SE Florida assesses damage after Wilma

            A week after Hurricane Wilma swept across Florida, the Diocese of Southeast Florida still lacks complete information on the status of its 83 congregations.

          About 720,000 households and businesses in south Florida were still without electricity on Nov. 1; and telephone service, both landlines and cellular, is intermittent at best in many areas.

          As gas stations begin to reopen, the long lines of cars are diminishing, but with many traffic signals down, driving is challenging—and slow.

          By the day after the storm, power had been restored at the Diocesan Office, and all staff members have returned to work.

          The diocesan website, which was unavailable for a week, is back online, but cannot be updated until the webmaster has internet access. A temporary webpage, hosted by the Diocese of Maine, is providing post-Wilma updates at www.diomaine.org/diosef.html.

          Many diocesan meetings and events scheduled for the first two weeks of November have been postponed, and a new date has not been set the Diocesan Convention, which was postponed from last weekend due to the threat of the storm.

          The good news is that most clergy who have been contacted report no catastrophic damage, although some churches have moderately severe damage and several will probably need new roofs. Trees are down, there are missing shingles and roof tiles, and there is debris everywhere.

          At Trinity Cathedral, Miami, a window was blown out of the cathedral hall and landed, almost intact, in the parking lot of the Diocesan Office.

Quick action on the part of cathedral sexton Ernest Gipson “saved seven bishops”, says interim Dean Robert Libby; Gipson, whose apartment is over the cathedral hall, heard the crash and ran downstairs in time to rescue the bishops’ portraits that hung near the window.

The Rev. Denise Hudspeth, priest in charge of two small congregations in Pahokee and Belle Glade, two rural towns at the edge of Lake Okeechobee, reports that although damage to the church buildings was not significant, she is concerned for her parishioners and their communities.

In Pahokee, fallen trees have made even major roads impassable and houses and cars have been crushed.

Members of the Haitian community in Belle Glade, many of them farmworkers, were hit hard, Hudspeth says. “Many of them fled, and those who stayed have no food—nothing.”

She is concerned also for the jobs of those who work in the sugarcane fields, because the storm “flattened” much of the cane.

Hudspeth is working to be able to set up a distribution center for relief supplies at St. John’s, Belle Glade.

          There is equally severe damage in the lower Keys. At. St. Columba, Marathon, storm surge soaked the church carpet and destroyed everything stored on the ground level of the rectory. At St. Francis-in-the-Keys, Big Pine Key, rector Chris Todd and his family had three family cars ruined by the rising water.

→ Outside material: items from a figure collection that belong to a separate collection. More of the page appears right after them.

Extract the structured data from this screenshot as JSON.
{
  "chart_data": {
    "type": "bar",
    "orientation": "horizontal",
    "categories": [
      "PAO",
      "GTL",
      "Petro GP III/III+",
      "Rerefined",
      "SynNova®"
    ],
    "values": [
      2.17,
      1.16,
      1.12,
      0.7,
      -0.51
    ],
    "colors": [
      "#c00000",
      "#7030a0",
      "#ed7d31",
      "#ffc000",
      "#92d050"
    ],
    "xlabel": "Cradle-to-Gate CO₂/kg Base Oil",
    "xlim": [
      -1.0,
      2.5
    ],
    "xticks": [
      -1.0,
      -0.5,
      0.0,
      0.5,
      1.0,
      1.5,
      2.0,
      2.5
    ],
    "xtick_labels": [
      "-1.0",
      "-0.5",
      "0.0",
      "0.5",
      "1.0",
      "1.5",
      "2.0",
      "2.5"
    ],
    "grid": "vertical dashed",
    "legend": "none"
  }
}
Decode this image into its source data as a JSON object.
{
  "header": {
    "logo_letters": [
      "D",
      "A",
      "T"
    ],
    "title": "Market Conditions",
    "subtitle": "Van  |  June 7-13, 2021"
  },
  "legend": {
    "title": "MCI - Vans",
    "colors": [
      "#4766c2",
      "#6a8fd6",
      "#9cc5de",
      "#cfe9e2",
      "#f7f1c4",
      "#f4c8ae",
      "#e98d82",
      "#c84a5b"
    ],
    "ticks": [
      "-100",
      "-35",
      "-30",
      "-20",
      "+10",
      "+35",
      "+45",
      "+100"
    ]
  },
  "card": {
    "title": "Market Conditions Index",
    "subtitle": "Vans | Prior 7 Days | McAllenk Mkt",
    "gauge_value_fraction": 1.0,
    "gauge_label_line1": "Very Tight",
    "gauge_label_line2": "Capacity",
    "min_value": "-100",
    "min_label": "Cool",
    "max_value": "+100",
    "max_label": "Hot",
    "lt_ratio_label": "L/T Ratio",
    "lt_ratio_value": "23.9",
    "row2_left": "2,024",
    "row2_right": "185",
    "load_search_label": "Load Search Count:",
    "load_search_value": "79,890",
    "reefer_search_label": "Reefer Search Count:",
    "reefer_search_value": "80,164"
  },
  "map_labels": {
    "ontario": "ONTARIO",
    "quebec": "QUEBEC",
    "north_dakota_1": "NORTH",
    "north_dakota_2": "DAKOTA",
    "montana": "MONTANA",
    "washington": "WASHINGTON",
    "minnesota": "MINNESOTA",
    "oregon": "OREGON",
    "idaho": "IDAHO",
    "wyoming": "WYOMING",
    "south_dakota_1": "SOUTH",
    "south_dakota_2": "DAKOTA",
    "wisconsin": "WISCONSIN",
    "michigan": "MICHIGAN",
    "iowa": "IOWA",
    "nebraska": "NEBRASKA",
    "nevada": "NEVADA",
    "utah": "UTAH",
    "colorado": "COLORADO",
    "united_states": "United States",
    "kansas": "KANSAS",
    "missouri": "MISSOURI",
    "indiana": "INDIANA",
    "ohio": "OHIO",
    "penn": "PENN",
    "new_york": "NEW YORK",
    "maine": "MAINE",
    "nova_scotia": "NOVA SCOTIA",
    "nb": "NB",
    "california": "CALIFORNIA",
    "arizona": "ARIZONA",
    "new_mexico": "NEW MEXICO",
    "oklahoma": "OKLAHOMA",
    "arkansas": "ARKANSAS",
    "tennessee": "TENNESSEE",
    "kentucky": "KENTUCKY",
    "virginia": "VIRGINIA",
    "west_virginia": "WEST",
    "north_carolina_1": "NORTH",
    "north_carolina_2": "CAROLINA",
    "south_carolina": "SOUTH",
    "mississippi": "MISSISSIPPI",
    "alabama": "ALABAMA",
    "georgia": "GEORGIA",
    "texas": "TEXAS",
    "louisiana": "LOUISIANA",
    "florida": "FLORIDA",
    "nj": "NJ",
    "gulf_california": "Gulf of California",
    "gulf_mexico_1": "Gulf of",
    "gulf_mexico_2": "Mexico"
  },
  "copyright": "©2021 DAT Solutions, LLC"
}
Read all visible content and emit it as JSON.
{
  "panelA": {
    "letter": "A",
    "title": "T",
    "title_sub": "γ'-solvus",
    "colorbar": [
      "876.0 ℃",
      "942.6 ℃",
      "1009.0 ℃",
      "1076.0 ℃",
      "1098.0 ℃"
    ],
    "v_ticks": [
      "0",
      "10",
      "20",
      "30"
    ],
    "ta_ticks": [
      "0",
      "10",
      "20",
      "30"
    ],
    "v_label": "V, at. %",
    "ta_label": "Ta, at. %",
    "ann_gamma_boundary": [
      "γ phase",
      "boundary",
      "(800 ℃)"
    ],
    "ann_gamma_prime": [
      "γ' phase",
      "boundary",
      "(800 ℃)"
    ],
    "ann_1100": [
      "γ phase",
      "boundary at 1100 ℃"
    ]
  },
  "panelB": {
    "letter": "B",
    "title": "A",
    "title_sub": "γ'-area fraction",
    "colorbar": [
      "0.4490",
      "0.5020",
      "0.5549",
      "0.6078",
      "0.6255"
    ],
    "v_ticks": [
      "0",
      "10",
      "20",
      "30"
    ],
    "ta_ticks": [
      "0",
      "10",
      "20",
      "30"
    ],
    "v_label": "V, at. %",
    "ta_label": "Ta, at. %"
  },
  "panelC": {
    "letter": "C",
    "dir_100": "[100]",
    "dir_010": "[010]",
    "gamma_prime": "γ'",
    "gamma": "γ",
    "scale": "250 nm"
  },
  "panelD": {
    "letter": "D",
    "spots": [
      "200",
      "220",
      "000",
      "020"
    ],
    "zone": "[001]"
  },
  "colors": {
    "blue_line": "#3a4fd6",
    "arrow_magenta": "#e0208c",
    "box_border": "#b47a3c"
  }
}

          Parishioners of the two Key West congregations, St. Paul’s and St. Peter’s, also lost cars to the flooding. Some had more than five feet of seawater in their homes and have lost everything. Additional rain on Halloween night has added to the misery as some hurricane-damaged roofs collapsed.

          But help is on the way—Episcopal Relief and Development has sent a $25,000 emergency grant, and parishes in the neighboring dioceses of Southwest Florida and Central Florida have offered donations and volunteer work teams.

          Canon to the Ordinary Michael Durning of Southwest Florida is coming to Ft. Lauderdale this weekend with a check—and a much-needed generator.

          Good Shepherd, Punta Gorda, which suffered devastating damage from Hurricane Charley last year, is working with Hudspeth to provide supplies for her churches to distribute in their wounded communities. Another Southwest Florida parish may also help in this effort.

          Fr. John Liebler, rector of St. Andrew’s, Fort Pierce, emailed an offer of work teams ready to be on the job “with a few days’ notice”.

          He noted a history of mutual help in hurricane season: “St. Andrew's, Fort Pierce, helped [in Miami] after Hurricane Andrew.  St. Stephen's, Coconut Grove, helped us after Frances/Jeanne. We are there for you…”

          The diocese is accepting donations for hurricane relief. Checks made payable to Diocese of Southeast Florida and marked for “hurricane relief” can be mailed to: Diocese of Southeast Florida, 525 NE 15 St., Miami, FL  33161.